Have you ever wondered why woodpeckers don’t get headaches? It is quite remarkable when you think about it. This bird, on a regular basis, subjects its brain to 1000 g of deceleration every time it pecks (g represents the acceleration due to gravity acting on all bodies on the surface of the Earth), and it does so in bursts of 10 – 20 pecks at a time, many times a day! Fighter pilots need specially designed g-suits to not lose vital biological functions at only a handful of g’s.
Studying the woodpecker, then, enables an important question: How can the biophysics of pecking help humans avoid head injuries? This is important because head injuries are a common occurrence. Humans hit themselves in the head a great deal, and so any engineering solution that can additionally prevent severe injury would be beneficial compared to the state of the art. More and more, engineers are turning to nature to seek “bio-inspired” solutions (a field called “biomimicry”). The reason is simple: no need to reinvent the wheel; after all, evolution has selected the best adaptations to behavior. Whatever edge the original pecker birds had to find their food, evolution has rewarded them with ingenious adaptations that now allow furious pecking without injury!

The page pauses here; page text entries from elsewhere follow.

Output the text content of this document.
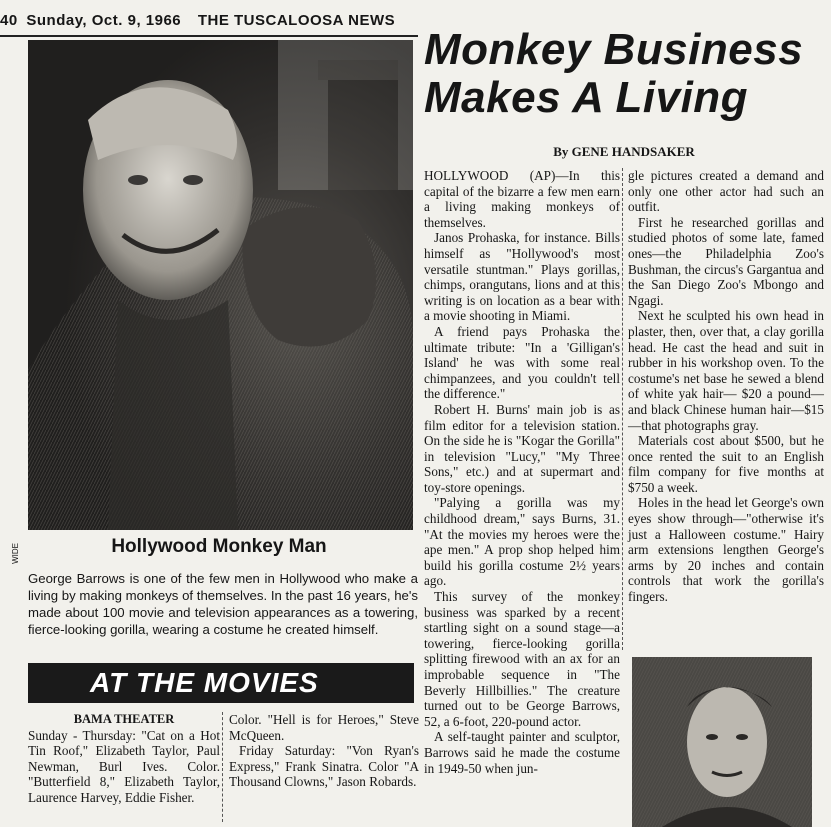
40 Sunday, Oct. 9, 1966 THE TUSCALOOSA NEWS
WIDE	Hollywood Monkey Man
George Barrows is one of the few men in Hollywood who make a living by making monkeys of themselves. In the past 16 years, he's made about 100 movie and television appearances as a towering, fierce-looking gorilla, wearing a costume he created himself.
AT THE MOVIES

BAMA THEATER

Sunday - Thursday: "Cat on a Hot Tin Roof," Elizabeth Taylor, Paul Newman, Burl Ives. Color. "Butterfield 8," Elizabeth Taylor, Laurence Harvey, Eddie Fisher.

Color. "Hell is for Heroes," Steve McQueen.

Friday Saturday: "Von Ryan's Express," Frank Sinatra. Color "A Thousand Clowns," Jason Robards.

Monkey Business
Makes A Living
By GENE HANDSAKER

HOLLYWOOD (AP)—In this capital of the bizarre a few men earn a living making monkeys of themselves.

Janos Prohaska, for instance. Bills himself as "Hollywood's most versatile stuntman." Plays gorillas, chimps, orangutans, lions and at this writing is on location as a bear with a movie shooting in Miami.

A friend pays Prohaska the ultimate tribute: "In a 'Gilligan's Island' he was with some real chimpanzees, and you couldn't tell the difference."

Robert H. Burns' main job is as film editor for a television station. On the side he is "Kogar the Gorilla" in television "Lucy," "My Three Sons," etc.) and at supermart and toy-store openings.

"Palying a gorilla was my childhood dream," says Burns, 31. "At the movies my heroes were the ape men." A prop shop helped him build his gorilla costume 2½ years ago.

This survey of the monkey business was sparked by a recent startling sight on a sound stage—a towering, fierce-looking gorilla splitting firewood with an ax for an improbable sequence in "The Beverly Hillbillies." The creature turned out to be George Barrows, 52, a 6-foot, 220-pound actor.

A self-taught painter and sculptor, Barrows said he made the costume in 1949-50 when jun-

gle pictures created a demand and only one other actor had such an outfit.

First he researched gorillas and studied photos of some late, famed ones—the Philadelphia Zoo's Bushman, the circus's Gargantua and the San Diego Zoo's Mbongo and Ngagi.

Next he sculpted his own head in plaster, then, over that, a clay gorilla head. He cast the head and suit in rubber in his workshop oven. To the costume's net base he sewed a blend of white yak hair— $20 a pound—and black Chinese human hair—$15—that photographs gray.

Materials cost about $500, but he once rented the suit to an English film company for five months at $750 a week.

Holes in the head let George's own eyes show through—"otherwise it's just a Halloween costume." Hairy arm extensions lengthen George's arms by 20 inches and contain controls that work the gorilla's fingers.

In a paper published in PLOS One by a team led by Dr. Lizhen Wang of Beihang University in China, new insights into the “safety features” of the woodpecker have been identified. In a comprehensive study of the biophysics, involving X-ray analysis of the skull, strength testing of bones, and detailed computer simulations of the stresses on the skull resulting from pecking, the researchers concluded, unsurprisingly, that the woodpecker is incredibly well adapted to pecking. What was surprising was the co-existence of clever adaptations that, hopefully, will weave themselves into original engineering solutions for head protection.
The most incredible adaptation is the hyoid bone. In humans, the hyoid bone is a tiny relict bone in the neck. It is used to anchor muscles that enable tongue movement and swallowing. For forensic scientists it is useful because its fracture is a telltale sign of deadly forced strangulation.
In the woodpecker, the hyoid bone is much more developed and truly amazing. It begins as an attachment to the nostrils in the upper beak. It splits into two between the eyes, wraps around the head, and rejoins in the neck and ends as the muscle attachment to the tongue of the animal. During pecking, the tongue is thrust forward as far as it can go while still inside the beak. This thrust pulls the bone taught around the head, acting as a seatbelt to the cranium, spine, and the brain, and thus minimizing brain movement inside the cranium during deceleration. This, coupled with the spongy cranium material to cushion the impact essentially wipes out risks of injury.
The researchers were able to confirm this spongy material using high resolution X-ray computed tomography, which is a fancy way of saying “non-destructively slicing the skull with X-rays to see inside.” Using their newfound knowledge of the how the skull is built. They designed, using a computer, a model of the skull. In this computer model they assigned a strength value for each bone (that they had measured mechanically by breaking them in a gauged instrument in a previous set of experiments), linked them all together on the computer, and simulated a peck. Using state-of-the-art engineering mathematics (called “finite-element analysis”), they were able to investigate (and predict) the amount of stress that the beak experiences during a peck, and how that stress travels through of the bones of the skull. It is this study that revealed just how ingenious the hyoid bone is in channeling a great deal of pecking stress through it, sparing more sensitive parts of the skull.
The woodpecker is uniquely designed to experience high g brain decelerations. Humans brains are not, but are impact-tightening helmets in the horizon? Studies like those of Dr. Zhang and her team are sure to inspire the next generation of safety engineers.